De la Rocha, who went to University High School in Irvine, served up a searing critique on “Guerrilla Radio,” the album's first single: A silent play in the shadow of power / A spectacle monopolized / The camera's eyes on choice disguised / Was it cast for the mass who burn and toil? / Or for the vultures who thirst for blood and oil?

Morello cranked out a blistering guitar solo that sounded more like the work of a deranged harmonica before bringing the song to its riff-rocking crescendo of “All hell can't stop us now!” The opening salvo in The Battle of Los Angeles had been fired.

When looking back at Rage Against the Machine's finest album, the political climate it arrived in can't be ignored. The Zapatista rebellion in the Mexican state of Chiapas that heavily influenced de la Rocha's politics continued into its fifth year. President Bill Clinton oversaw the deregulation of Wall Street that would have severe consequences in the decade to come. Devastating sanctions continued against Iraq. A simmering rebellion against corporate globalization struck with the Battle of Seattle just a few weeks after the band's release.

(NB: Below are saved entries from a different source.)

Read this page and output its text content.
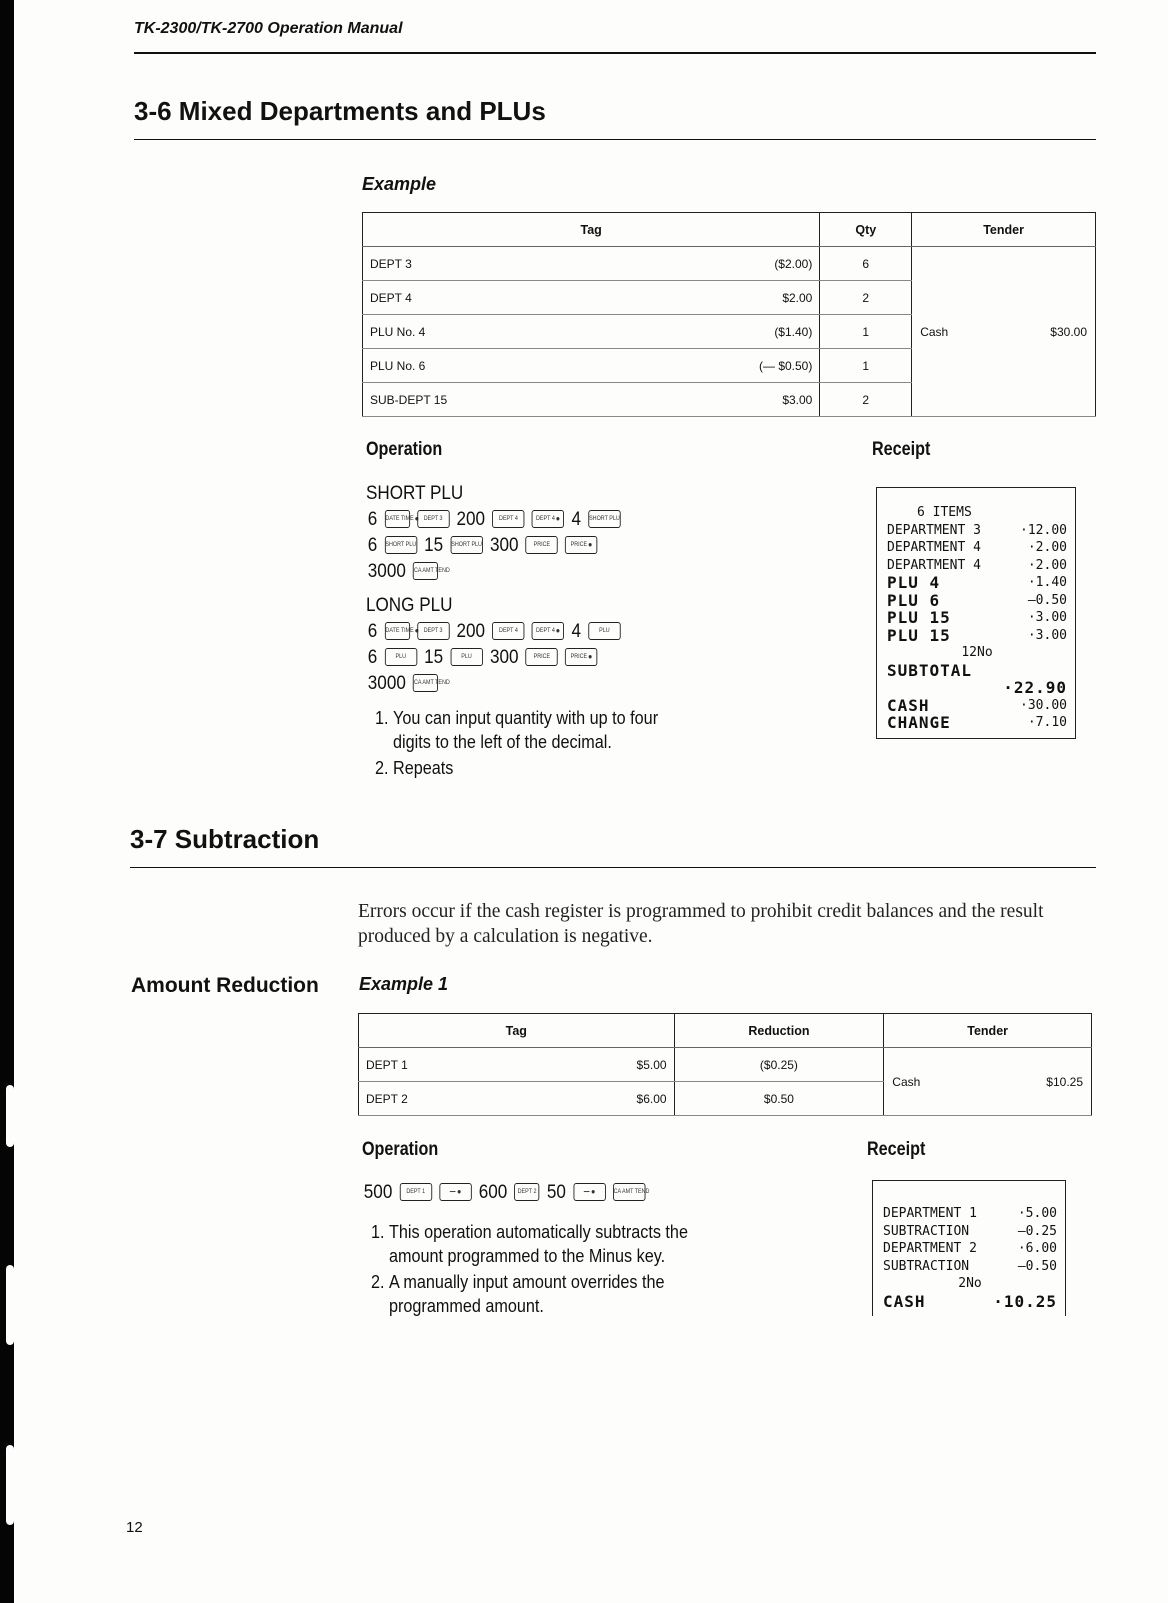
TK-2300/TK-2700 Operation Manual
3-6 Mixed Departments and PLUs
Example
Tag		Qty	Tender
DEPT 3	($2.00)	6	Cash $30.00

DEPT 4	$2.00	2	
PLU No. 4	($1.40)	1	
PLU No. 6	(— $0.50)	1	
SUB-DEPT 15	$3.00	2	
Operation	Receipt
SHORT PLU
6 DATE TIME ●	DEPT 3 200	DEPT 4	DEPT 4 ● 4 SHORT PLU
6 SHORT PLU 15 SHORT PLU 300	PRICE	PRICE ●
3000 CA AMT TEND
LONG PLU
6 DATE TIME ●	DEPT 3 200	DEPT 4	DEPT 4 ● 4	PLU
6	PLU 15	PLU 300	PRICE	PRICE ●
3000 CA AMT TEND
1. You can input quantity with up to four digits to the left of the decimal.
2. Repeats
6 ITEMS
DEPARTMENT 3	·12.00
DEPARTMENT 4	·2.00
DEPARTMENT 4	·2.00
PLU 4	·1.40
PLU 6	–0.50
PLU 15	·3.00
PLU 15	·3.00
12No
SUBTOTAL
·22.90
CASH	·30.00
CHANGE	·7.10
3-7 Subtraction
Errors occur if the cash register is programmed to prohibit credit balances and the result produced by a calculation is negative.
Amount Reduction Example 1
Tag		Reduction	Tender
DEPT 1	$5.00	($0.25)	Cash $10.25

DEPT 2	$6.00	$0.50	
Operation	Receipt
500	DEPT 1	− ●	600	DEPT 2 50	− ●	CA AMT TEND
1. This operation automatically subtracts the amount programmed to the Minus key.
2. A manually input amount overrides the programmed amount.
DEPARTMENT 1	·5.00
SUBTRACTION	–0.25
DEPARTMENT 2	·6.00
SUBTRACTION	–0.50
2No
CASH	·10.25
12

The pulse of protest can be felt throughout. De la Rocha melded the old with the new in his most poignant song writing on record. The imprint of socialist journalist and novelist George Orwell echoes as Rage's front man seethed “Who controls the past now controls the future / Who controls the present now controls the past,” on the tone-setting “Testify.” His storytelling on “Maria” was accentuated by the brilliant bass lines of Irvinite Tim Commerford and Brad Wilk's timely drumming. “Ashes in the Fall” proved that The Battle of Los Angeles was also a sonic revolution advancing the boundaries of rock-rap.

Read more: What to Look for in Rage Against the Machine's 20th Anniversary Box Set

The tragedy of Rage Against the Machine's finest hour is that it turned out to be its final one. The prophecy of its album title came true nearly a year after its release. The band took to the stage for a fierce performance outside the Democratic National Convention in August 2000. The Los Angeles Police Department pulled the plugged after the show and got projectile happy with protesters. The band broke up soon after, never to regain its momentum nor deliver a follow up of original material. The moment couldn't have come at a more unfortunate time with the darkness of the Bush administration looming on the horizon.

The Battle of Los Angeles's anniversary arrives at the eve of another Election Day. Its incendiary songs still brim with fervor because so little has changed since its release. Mumia Abu-Jamal remains imprisoned. Striking revelations about NSA government spying illuminate de la Rocha's Orwell-inspired rhymes anew. The Great Recession sparked attention to the growing gap between rich and poor that Rage decried when shutting down Wall Street before it ever got “occupied” during the Michael Moore directed video shoot for “Sleep Now in the Fire.”

“What better place than here?” Zack de la Rocha timelessly asked 15 years ago. “What better time than now?”